The old station is packed with many more works as well as a wonderful post-industrial bar/cafe. István Csákány was a revelation to me, exhibiting Sewing Room, a meticulous sculpted environment containing sewing machines, presses and the tuxedos that might be made there. The detail of the carving was bewildering.



Over at Documenta Halle, several strong Julie Meheretu pieces are featured along an elegant wall. There is a huge hall devoted to machine sculptures and to a giant wall installation of in the shape of an airplane. And another new find - Nalini Malani. A chamber featuring giant mylar cylinders spinning on high, casting shadows onto walls over a base  of projected animations. A meditation on violence and non-violence and the only clearly eastern-influenced work in the entire megabition.
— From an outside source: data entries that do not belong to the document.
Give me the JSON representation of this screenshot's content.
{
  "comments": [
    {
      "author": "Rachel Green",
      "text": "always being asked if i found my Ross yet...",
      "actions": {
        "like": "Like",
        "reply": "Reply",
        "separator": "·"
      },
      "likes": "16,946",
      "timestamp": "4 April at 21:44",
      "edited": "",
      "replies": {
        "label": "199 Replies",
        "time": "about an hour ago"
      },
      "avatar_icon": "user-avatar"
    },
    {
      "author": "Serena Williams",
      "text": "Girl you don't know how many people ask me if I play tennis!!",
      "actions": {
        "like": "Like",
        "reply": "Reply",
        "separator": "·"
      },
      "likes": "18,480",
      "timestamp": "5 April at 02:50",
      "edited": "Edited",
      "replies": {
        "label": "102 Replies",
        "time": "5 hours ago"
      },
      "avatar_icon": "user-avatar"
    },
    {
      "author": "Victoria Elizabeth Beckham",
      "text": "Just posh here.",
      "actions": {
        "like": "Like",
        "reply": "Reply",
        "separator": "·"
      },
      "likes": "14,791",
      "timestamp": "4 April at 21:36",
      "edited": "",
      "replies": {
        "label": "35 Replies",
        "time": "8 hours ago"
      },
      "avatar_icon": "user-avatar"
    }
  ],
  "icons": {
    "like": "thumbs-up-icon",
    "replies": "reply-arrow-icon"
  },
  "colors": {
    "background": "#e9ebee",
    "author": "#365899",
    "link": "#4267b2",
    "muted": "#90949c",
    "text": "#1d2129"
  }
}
Ryan Gander has several sly interventions in Documenta, including the ground floor of the Fredricarnum filled with wind. An evocative piece although I pitied the staff who had to stand in the cold draft for hours on end. Upstairs, an affecting room full of texts, wood carvings and slides exploring deformities by Kader Attia. Some very strong 3d paintings by Lynne Foulkes. A peaceful room featuring two indigenous Australian artists, Doreen Reed Nakamarra and Warlimpirrnga Tjalpaltjarri. And Cristina Christov-Bakargiev's "brain room" - a crowded rotunda filled with a diverse array of objects and art pieces that collectively represented the entire mass of the exhibition. Start here and map your way out or end here and see how many pieces of the puzzle you put together.





Oddly, the official map was difficult to navigate (sic.) and critical for an exhibition at this scale.My one and only moan.

The Neuegalerie features an amazing installation and video by Zanele Muholi, a hero of the South African women's and gay movements. There is a giant collage by Geoffrey Farmer that assembles decades of Life magazine into some semblance of a taxonomy of popular culture. And a loud and challenging anger management workshop by Stuart Ringholt.

 



Further afield, Tino Seghal and Theaster Gates share a super popular spot. Seghal's work is a blackened room where performers assist one in navigating by sound and then share political messages just as you're getting comfortable. Gates' work is an entire building's worth of intervention in which musicians live and play throughout the exhibition. Across the street, Paul Chan provides walls of old book covers painted with slight and melancholic scenes of nature.

Alora and Calzadilla show a work is hard to find and harder to decipher. Buried in the side of a hill, a video in which a woman plays an ancient flute while a griffon vulture looks on impassively. The path back to civilization is through an impressively scaled set of sculptures by Adrian Villar Rojas showing a post-apocalyptic scenario of man caught in the act.



Tacita Dean has a wonderful set of works tucked on a side street. Large-scale drawings of mountains and rivers in Afghanistan made in chalk on chalkboard. Unfixed, they underline the current threat posed to these majestic scenes. And capture the beauty in vulnerability.

Karlsraue Park has a huge array of works and surprises, reminiscent of the best aspect of Black Rock City. Pierre Huyghe's installation dealing with decay and the lessons of nature is truly experiential. Fiona Hall's camouflaged hut of endangered species is simultaneously affectionate and affecting. And much, much more including a second Cardiff piece that I did not get to.




The Ottonaeum has an array of environmental works, underlining the highly didactic nature of some of the exhibition. I didn't get to the Orangerie or several more off the off-campus locations.

After four days, I came away with a bit of fatigue which was overpowered by the buzz of experiencing a subjective yet powerful overview of current themes in art and culture. And the warmth of spending time with good friends and new acquaintances.